Хоть бы усмехнулся, нет, говорил серьезно.
Узнав, что я люблю пахать (по-нашему: орать), он на первых порах выделил мне старенькую клячу, на которой возили молоко на сырзавод и которую за ненадобностью завод передал в колхоз. Подкормил, и помаленьку она ходила в борозде. Обижаться было напрасно: и другие лошади не особо отличались резвостью, да и мало, ох как мало было их на двадцатипятидворовое хозяйство.
— Ничего, — бодрился Яковлев, — сегодня на клячах, а завтра на тракторе поедем. Не робей, воробей, держись орлом!

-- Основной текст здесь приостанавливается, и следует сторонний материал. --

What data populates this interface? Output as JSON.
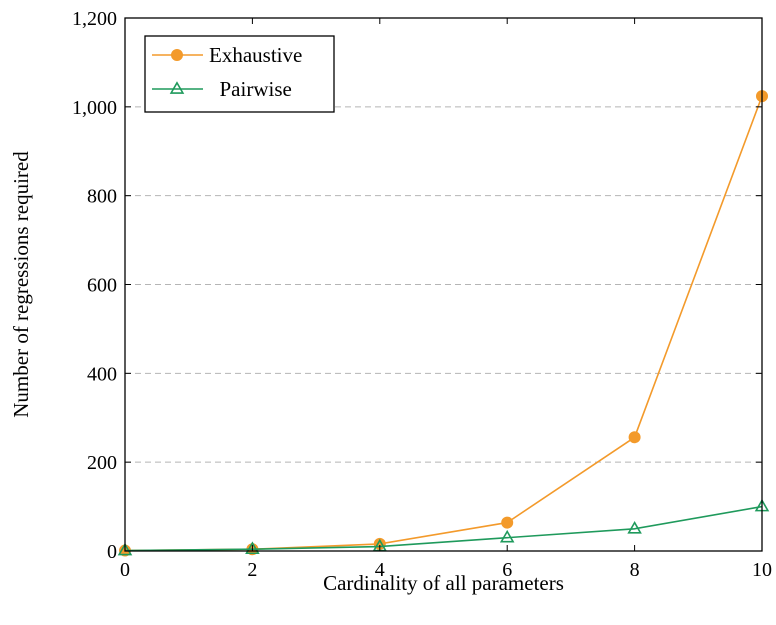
{
  "chart_data": {
    "type": "line",
    "title": "",
    "xlabel": "Cardinality of all parameters",
    "ylabel": "Number of regressions required",
    "x": [
      0,
      2,
      4,
      6,
      8,
      10
    ],
    "xlim": [
      0,
      10
    ],
    "ylim": [
      0,
      1200
    ],
    "xticks": [
      "0",
      "2",
      "4",
      "6",
      "8",
      "10"
    ],
    "yticks": [
      "0",
      "200",
      "400",
      "600",
      "800",
      "1,000",
      "1,200"
    ],
    "ytick_values": [
      0,
      200,
      400,
      600,
      800,
      1000,
      1200
    ],
    "grid": "horizontal dashed",
    "legend_position": "top-left",
    "series": [
      {
        "name": "Exhaustive",
        "values": [
          1,
          4,
          16,
          64,
          256,
          1024
        ],
        "color": "#f39a2b",
        "marker": "circle"
      },
      {
        "name": "Pairwise",
        "values": [
          1,
          4,
          10,
          30,
          50,
          100
        ],
        "color": "#1f9a5c",
        "marker": "triangle"
      }
    ]
  }
}
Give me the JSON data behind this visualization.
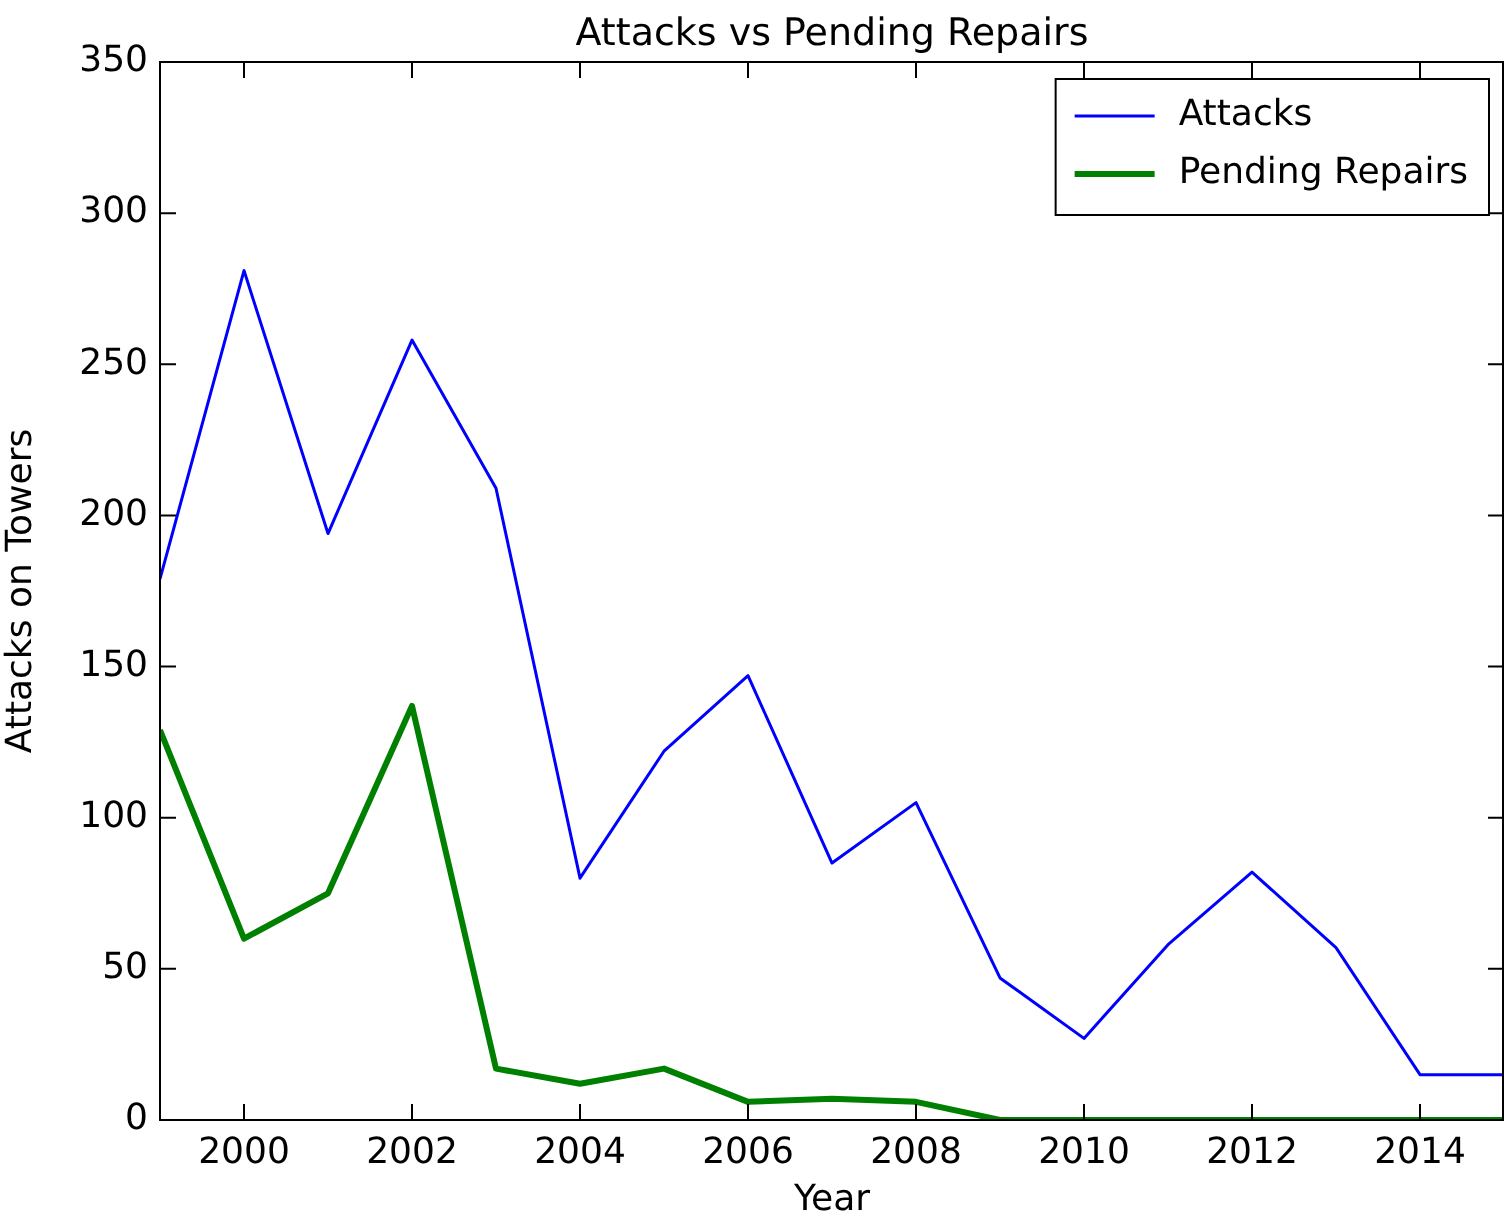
{
  "chart_data": {
    "type": "line",
    "title": "Attacks vs Pending Repairs",
    "xlabel": "Year",
    "ylabel": "Attacks on Towers",
    "x": [
      1999,
      2000,
      2001,
      2002,
      2003,
      2004,
      2005,
      2006,
      2007,
      2008,
      2009,
      2010,
      2011,
      2012,
      2013,
      2014,
      2015
    ],
    "series": [
      {
        "name": "Attacks",
        "color": "#0000ff",
        "values": [
          179,
          281,
          194,
          258,
          209,
          80,
          122,
          147,
          85,
          105,
          47,
          27,
          58,
          82,
          57,
          15,
          15
        ]
      },
      {
        "name": "Pending Repairs",
        "color": "#008000",
        "values": [
          129,
          60,
          75,
          137,
          17,
          12,
          17,
          6,
          7,
          6,
          0,
          0,
          0,
          0,
          0,
          0,
          0
        ]
      }
    ],
    "xlim": [
      1999,
      2015
    ],
    "xticks": [
      2000,
      2002,
      2004,
      2006,
      2008,
      2010,
      2012,
      2014
    ],
    "ylim": [
      0,
      350
    ],
    "yticks": [
      0,
      50,
      100,
      150,
      200,
      250,
      300,
      350
    ],
    "grid": false,
    "legend": "top right",
    "marker": "none",
    "line_style": "solid"
  }
}
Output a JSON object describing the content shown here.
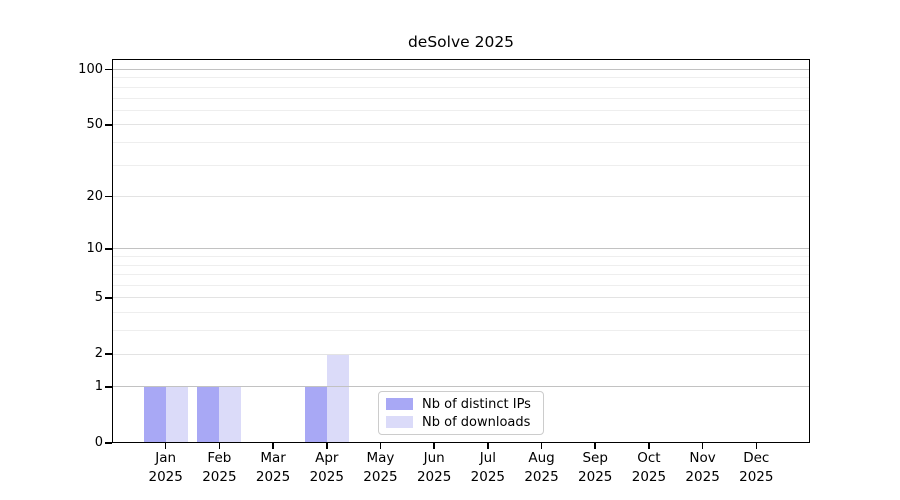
{
  "chart_data": {
    "type": "bar",
    "title": "deSolve 2025",
    "categories": [
      "Jan",
      "Feb",
      "Mar",
      "Apr",
      "May",
      "Jun",
      "Jul",
      "Aug",
      "Sep",
      "Oct",
      "Nov",
      "Dec"
    ],
    "x_tick_year": "2025",
    "series": [
      {
        "name": "Nb of distinct IPs",
        "color": "#a8a8f5",
        "values": [
          1,
          1,
          0,
          1,
          0,
          0,
          0,
          0,
          0,
          0,
          0,
          0
        ]
      },
      {
        "name": "Nb of downloads",
        "color": "#dbdbf9",
        "values": [
          1,
          1,
          0,
          2,
          0,
          0,
          0,
          0,
          0,
          0,
          0,
          0
        ]
      }
    ],
    "y_axis": {
      "scale": "log10(value+1)",
      "tick_values": [
        0,
        1,
        2,
        5,
        10,
        20,
        50,
        100
      ],
      "minor_gridline_values": [
        3,
        4,
        6,
        7,
        8,
        9,
        30,
        40,
        60,
        70,
        80,
        90
      ],
      "decade_gridline_values": [
        1,
        10,
        100
      ],
      "ylim": [
        0,
        114
      ]
    },
    "grid": "horizontal",
    "legend_position": "inside-bottom-center"
  },
  "colors": {
    "background": "#ffffff",
    "axis": "#000000",
    "text": "#000000",
    "grid_decade": "#c2c2c2",
    "grid_labeled": "#e3e3e3",
    "grid_minor": "#eeeeee"
  }
}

Весь день, с утра до вечера, он носился по полям как заведенный. За день не один раз и сам вставал то к плугу, то к сохе (пахали в ту весну и на сохах). Только лукошко не брал в руки. Откуда-то привез старую сеялку, подлатал ее, подвернул винтики да гаечки, и она пошла в дело. В контору, для которой Демьян Дудоров отвел свою избу (сам он с детками переселился в запечье, на кухню), Яковлев заходил только вечером. Вытряхнув из карманов бумажки с каракулями на стол (стол у нас был один на двоих — одну половину занимал он, другую, с выдвижным ящиком, великодушно уступил мне), председатель повелевал:
— Строчи! Заработки будем подбивать!
И, заглядывая в каракули, которые только сам и мог разобрать, диктовал, кому поставить палочку, кому половинку, а кому и четверть палочки. Записи, по-видимому, были точные, потому что никто не приходил жаловаться. Еще бы: ведь председатель сам и на работу назначал, сам и принимал ее.
Несловоохотлив был Яковлев, но иногда на него находил стих, подвигался ко мне вместе со стулом и, потирал торчок волос, спрашивал:
— Слушь, Кузьма, какая, по-твоему, будет жизнь при коммунизме? Ты много книжек читал, а, скажи?
— Какая? Ну, коммунистическая, настоящая, — отвечал я.